El periodismo contemporáneo convive con una lógica distinta: la de la representación. Informar ya no es solo explicar lo ocurrido, sino hacerlo visible, interpretable, reconocible. En un mercado saturado de estímulos, la voz se convierte en marca y la presencia en valor. No siempre prevalece quien entiende mejor la realidad, sino quien logra imponer su relato con mayor intensidad.
Así emerge una figura cada vez más habitual: el periodismo convertido en personaje. No se trata de caricatura ni de conspiración, sino de una tensión propia del ecosistema mediático actual. Las pantallas exigen presencia constante. El informador opina en directo, interpreta en caliente, reacciona antes de que la explicación madure.

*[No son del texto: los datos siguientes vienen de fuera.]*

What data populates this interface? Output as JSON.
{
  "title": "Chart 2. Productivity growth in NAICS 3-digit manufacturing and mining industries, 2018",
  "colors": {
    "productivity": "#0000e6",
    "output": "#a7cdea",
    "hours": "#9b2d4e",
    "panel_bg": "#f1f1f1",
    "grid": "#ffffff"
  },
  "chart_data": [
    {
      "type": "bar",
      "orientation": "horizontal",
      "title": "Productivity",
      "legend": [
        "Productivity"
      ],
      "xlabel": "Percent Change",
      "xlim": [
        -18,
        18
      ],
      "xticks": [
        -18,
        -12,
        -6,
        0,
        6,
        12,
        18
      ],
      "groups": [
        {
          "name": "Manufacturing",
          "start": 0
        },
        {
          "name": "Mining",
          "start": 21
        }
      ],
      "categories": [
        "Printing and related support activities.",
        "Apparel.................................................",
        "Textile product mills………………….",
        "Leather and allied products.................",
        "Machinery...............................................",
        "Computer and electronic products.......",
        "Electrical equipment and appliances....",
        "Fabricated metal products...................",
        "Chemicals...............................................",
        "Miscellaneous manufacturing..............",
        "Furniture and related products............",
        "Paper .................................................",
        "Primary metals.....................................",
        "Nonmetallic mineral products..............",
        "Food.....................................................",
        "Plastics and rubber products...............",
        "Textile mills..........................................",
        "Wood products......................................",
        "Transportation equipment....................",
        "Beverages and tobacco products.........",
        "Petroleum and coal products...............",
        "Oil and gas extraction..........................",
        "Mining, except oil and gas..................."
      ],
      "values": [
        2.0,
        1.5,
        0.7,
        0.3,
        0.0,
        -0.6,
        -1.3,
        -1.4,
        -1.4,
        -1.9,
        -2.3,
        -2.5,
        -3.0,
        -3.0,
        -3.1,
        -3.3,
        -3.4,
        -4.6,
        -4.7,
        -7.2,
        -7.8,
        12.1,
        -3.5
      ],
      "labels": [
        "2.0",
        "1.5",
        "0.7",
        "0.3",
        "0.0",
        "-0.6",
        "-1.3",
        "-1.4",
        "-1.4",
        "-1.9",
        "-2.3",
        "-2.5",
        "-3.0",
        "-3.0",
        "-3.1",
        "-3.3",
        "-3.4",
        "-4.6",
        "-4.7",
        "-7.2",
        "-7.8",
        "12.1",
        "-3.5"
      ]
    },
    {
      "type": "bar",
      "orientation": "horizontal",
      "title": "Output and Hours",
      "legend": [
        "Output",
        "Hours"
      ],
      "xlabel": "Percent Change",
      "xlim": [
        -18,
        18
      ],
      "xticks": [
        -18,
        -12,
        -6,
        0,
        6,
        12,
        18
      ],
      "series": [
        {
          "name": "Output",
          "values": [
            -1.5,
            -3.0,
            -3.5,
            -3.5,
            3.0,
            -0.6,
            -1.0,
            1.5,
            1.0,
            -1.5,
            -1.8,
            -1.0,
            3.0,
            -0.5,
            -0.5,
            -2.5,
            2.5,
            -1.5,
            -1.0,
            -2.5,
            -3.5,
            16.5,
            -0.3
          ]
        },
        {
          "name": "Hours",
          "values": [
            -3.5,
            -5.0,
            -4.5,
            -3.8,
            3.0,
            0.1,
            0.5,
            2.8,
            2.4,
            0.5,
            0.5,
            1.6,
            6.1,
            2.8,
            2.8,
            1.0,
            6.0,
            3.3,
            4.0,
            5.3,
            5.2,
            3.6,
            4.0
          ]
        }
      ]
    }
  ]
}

La neutralidad parece tibieza; la prudencia, lentitud. El impacto marca el ritmo.
La noticia adopta entonces rasgos de escena. Cada tertulia se construye como confrontación. El conflicto fideliza; la calma apenas retiene. El lenguaje se teatraliza: frases pensadas para circular, gestos que refuerzan la identidad del narrador, relatos donde el matiz resulta incómodo porque interrumpe la inercia.
Poco a poco, el centro de gravedad se desplaza. La opinión —legítima cuando se distingue del hecho— empieza a mezclarse con la información hasta difuminar sus fronteras. La crónica se vuelve juicio; el análisis, sentencia. No siempre se busca comprender lo que ocurre, sino sostener una narrativa reconocible para la audiencia.
En este escenario, el periodista deja de ser únicamente puente entre los hechos y el ciudadano para convertirse también en protagonista. Cuenta lo que pasa, pero también cómo lo vive. Y cuando esa vivencia eclipsa el acontecimiento, la realidad corre el riesgo de simplificarse para encajar en el personaje.
El fenómeno no nace del talento —hay profesionales de enorme calidad—, sino de una tentación estructural: la del aplauso inmediato, la identificación emocional, la fidelidad del público. El reconocimiento refuerza el papel. Disentir cuesta. Dudar desgasta. Rectificar penaliza.
Mientras tanto, el espectador —porque el lector también ha mutado— tiende a seguir voces antes que hechos, estilos antes que datos. La información se consume como relato continuo, más cercano a la representación que a la investigación pausada.
El riesgo no es que exista opinión, ni que el periodismo adopte nuevas formas —eso es inevitable—, sino que la representación sustituya al acontecimiento. Cuando el espectáculo ocupa el lugar del hecho, la verdad corre el riesgo de quedar relegada a decorado.
Tal vez el desafío del periodismo actual no consista en renunciar a la presencia ni al lenguaje contemporáneo, sino en recordar su función esencial: iluminar la realidad, no eclipsarla. La voz importa, pero el hecho debe seguir siendo el centro.
Porque cuando el periodismo se convierte únicamente en representación, la noticia pierde densidad. Y una sociedad que observa la actualidad como espectáculo corre el riesgo de confundir intensidad con comprensión.